The next morning started with a phone call from the unit as I was driving to the hospital. ‘’Mrs. B has passed – she was just found unresponsive by nursing staff on morning rounds’’. My heart sank. She was so stable, I thought. She was asymptomatic. This overwhelming sense of guilt came over me. I was left to break the news to her family. And I hadn’t updated them yesterday. How could I have left the hospital without calling them? I got to the ward and phoned her daughter to tell her the news no daughter ever wants to hear unexpectedly. ‘’I’m so sorry, but your mom passed this morning’’. I feared that she would be angry with me and the hospital, questioning why we didn’t do more. I feared that she would ask me why I didn’t phone yesterday with an update, as I had done every prior day. My fears were unjustified – she was calm, appreciative of the care her mom had received, and grateful for the call. She and her sister wished to come see mom on the unit before being transferred down to the morgue. Her daughters came, one by one, for their 15-minute visit. They received training from the ‘’Dofficer’’ at the entrance of the unit to put on their PPE, and bravely entered the ward, alone, one at a time. At the end of the visits, they each came and thanked the nursing staff and I for our care, and stoically walked off the unit. I made it my mission to call each patient’s family daily thereafter.

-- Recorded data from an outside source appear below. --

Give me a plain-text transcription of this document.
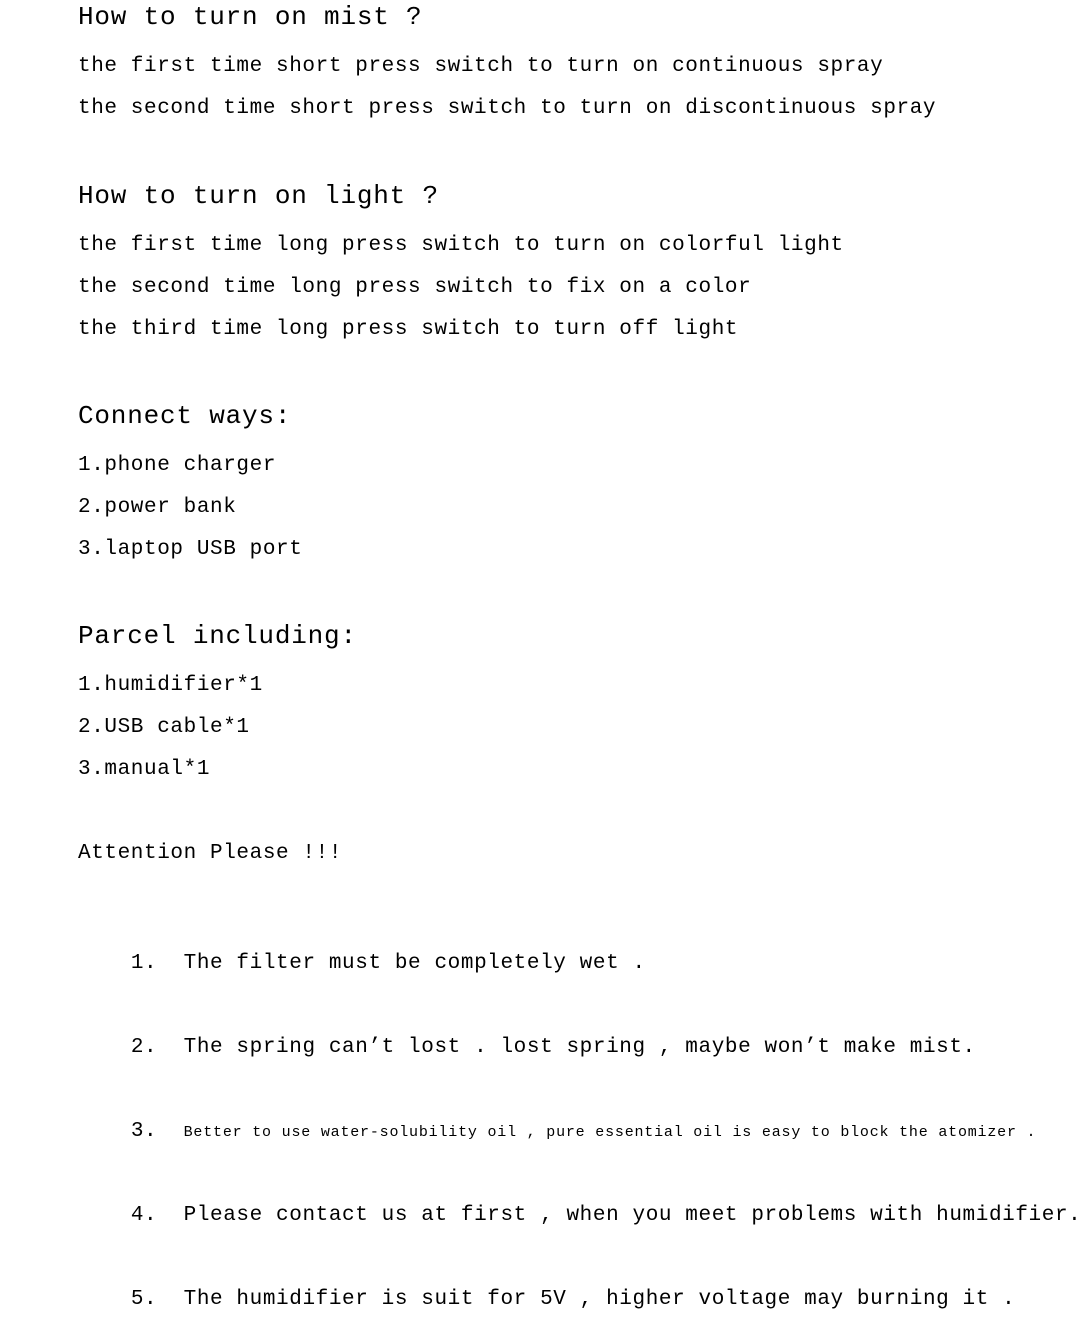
How to turn on mist ?
the first time short press switch to turn on continuous spray
the second time short press switch to turn on discontinuous spray
How to turn on light ?
the first time long press switch to turn on colorful light
the second time long press switch to fix on a color
the third time long press switch to turn off light
Connect ways:
1.phone charger
2.power bank
3.laptop USB port
Parcel including:
1.humidifier*1
2.USB cable*1
3.manual*1
Attention Please !!!

1. The filter must be completely wet .

2. The spring can’t lost . lost spring , maybe won’t make mist.

3. Better to use water-solubility oil , pure essential oil is easy to block the atomizer .

4. Please contact us at first , when you meet problems with humidifier.

5. The humidifier is suit for 5V , higher voltage may burning it .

I carried on and finished up my week on the ward. Although the admissions continued to flux in at an increasing rate, necessitating the establishment of a ‘’Third COVID Team’’, people did get better and did leave the unit. A few more patients recovered and were cleared by rehab to return home. It was always fulfilling to see stable patients walk off the unit. A few more patients became ‘’COVID recovered’’ after their 14-day isolation period and were able to transfer back out to the ward. The revolving door continued to circle, but there was progress. There were some smiles buried beneath the masks that brightened the days as Christmas music played at the nursing station. The teamwork was tremendous. Everyone supported each other. Staff were re-deployed from other units to help, and it was always nice to see a familiar set of eyes. I truly think this week was one of the most impactful experiences so far in my career. I am grateful to have been a part of this humbling experience.